Crafting Gentleness

Friday, August 04, 2006

The Great Turning

A friend (hi Kathryn) sent me an email with the following in it, written by Joanna Macy, a Buddhist teacher and deep ecologist:

"The Great Turning invites us to lift our eyes from the cramped closet of short-term thinking and see the larger historical landscape. What a difference it makes to view our efforts as part of a vast enterprise, a tidal change commensurate to the crisis we face. What is underway, as many have observed, is a revolution that is comparable in magnitude to the agricultural revolution of the late Neolithic and the industrial revolution of the past two centuries. As the industrial-growth society spins out of control comes the third revolution, which is even now given names, like the ecological or sustainability revolution, or the Great Turning. While the first two revolutions, as former EPA administrator William Ruckelshaus reflects, were gradual, spontaneous, and largely unconscious, this (third) one will have to be a fully conscious operation. If we actually do it, the undertaking will be absolutely unique in humanity's stay on Earth."

I am personally really wary of this kind of thinking. In some ways, for me it reproduces a quasi-Marxian, quasi-evolutionist, quasi-evangelical progress paradigm, structurally/ narratively speaking. One of the key reasons I find this kind of thinking unhelpful, apart from the chronological linearity of it (cloaked by the cyclical metaphor of 'turning'), is that it seems to implicitly invite those people who are ecologically inclined to think about themselves as some sort of vanguard (no accident that vanguard is a military metaphor), and there's plenty in history to suggest that that's not going to lead to a whole load of roses, primarily because people involved in vanguards have a tendency to throw the word 'should' around a lot, and have also a tendency to LOVE institutional forms (often thought of as counter-institution s, nonetheless) and 'movement' metaphors, which very quickly can descend into party-politics and activistism.

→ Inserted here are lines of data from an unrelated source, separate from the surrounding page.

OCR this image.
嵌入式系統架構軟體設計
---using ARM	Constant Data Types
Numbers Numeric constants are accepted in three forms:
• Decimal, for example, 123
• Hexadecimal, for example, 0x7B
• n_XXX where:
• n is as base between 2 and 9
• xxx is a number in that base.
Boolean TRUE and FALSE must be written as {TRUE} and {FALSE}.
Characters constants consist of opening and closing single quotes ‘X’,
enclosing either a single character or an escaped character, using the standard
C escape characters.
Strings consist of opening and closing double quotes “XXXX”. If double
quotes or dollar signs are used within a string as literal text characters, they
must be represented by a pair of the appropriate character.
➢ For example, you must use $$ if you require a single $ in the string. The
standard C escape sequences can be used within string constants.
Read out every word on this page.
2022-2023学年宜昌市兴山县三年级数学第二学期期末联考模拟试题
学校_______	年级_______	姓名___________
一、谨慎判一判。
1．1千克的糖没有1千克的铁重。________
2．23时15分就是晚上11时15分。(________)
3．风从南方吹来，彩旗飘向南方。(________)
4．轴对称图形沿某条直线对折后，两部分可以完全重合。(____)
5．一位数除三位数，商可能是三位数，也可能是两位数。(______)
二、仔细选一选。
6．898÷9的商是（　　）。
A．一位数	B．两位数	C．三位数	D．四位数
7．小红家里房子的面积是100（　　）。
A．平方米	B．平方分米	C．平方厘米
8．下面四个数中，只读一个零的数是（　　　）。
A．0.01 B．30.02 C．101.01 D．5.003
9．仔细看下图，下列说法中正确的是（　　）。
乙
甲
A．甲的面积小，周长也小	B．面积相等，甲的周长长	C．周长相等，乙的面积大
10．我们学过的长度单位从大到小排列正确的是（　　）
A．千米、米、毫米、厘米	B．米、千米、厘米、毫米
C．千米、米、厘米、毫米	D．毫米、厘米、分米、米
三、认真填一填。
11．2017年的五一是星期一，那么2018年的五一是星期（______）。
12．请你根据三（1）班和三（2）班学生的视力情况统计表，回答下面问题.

Also, the prevalence of this kind of thinking in ecological/spiritual circles makes me less rather than more likely to consider it helpful - I have never thought democracy/majority rule to be a good yardstick for helpful thinking, and really popular structures of thinking (like this one) tend to be mirrored and doubled a lot across often competing discourses, which is always fascinating to watch. The people we critique use this thinking too! Such structures also tend to locate agency and the power of helpful transformation primarily way beyond us, in some 'natural' process that we simply 'join'. I don't find that helpful.

One way I think this kind of thinking can be helpful to me is to think about turnings and evolutions and revolutions at the level of the person, in my own journey. That works for me, maybe. If I extend the idea beyond myself it can often be an invitation to very subtle arrogances, as I see it, and no little disempowerment of myself and others. And if I consider any of those narratives as anything other than retrospective descriptions of how my life has turned out, then that invitation repeats itself. If I extend the function of those narrative frames to what hasn't yet happened, then for me that's disrespectful of the possibilities of happening. Otherwise, if I'm having a hard time getting with the Evolution Program then it's easy for me to think that I'm simply not good enough or if it's someone else that's not getting with The Programme then it's easy for me to think that they are simply not good enough. I find that thinking neither helpful nor desirable. Actually, now I think about it, I pretty much don't like using these narratives to make sense of my life at all. (Are reductionist retrospective linear narratives respectful of my life relationships and my variable attitudes to date? Not for me.)

I'm not going to champion any movement, party, or large-scale construmption ('assumed construct', just made it up :) without knowing the values and attitudes of the people involved. If there are too many people involved for me to know that, then I'm not supporting whatever is happening there. Hence my reluctance to unequivocally support protest marches. What people say they are involved in as activists often assumes the presence of an attitude of helpful goodness, but what really happens, when we take a look at relationships, attitudes, effects, and consequences, tends to be a lot more complicated than that. I will champion values and attitudes, but I tend to champion little in terms of what people do when it lies beyond my zone of proximity.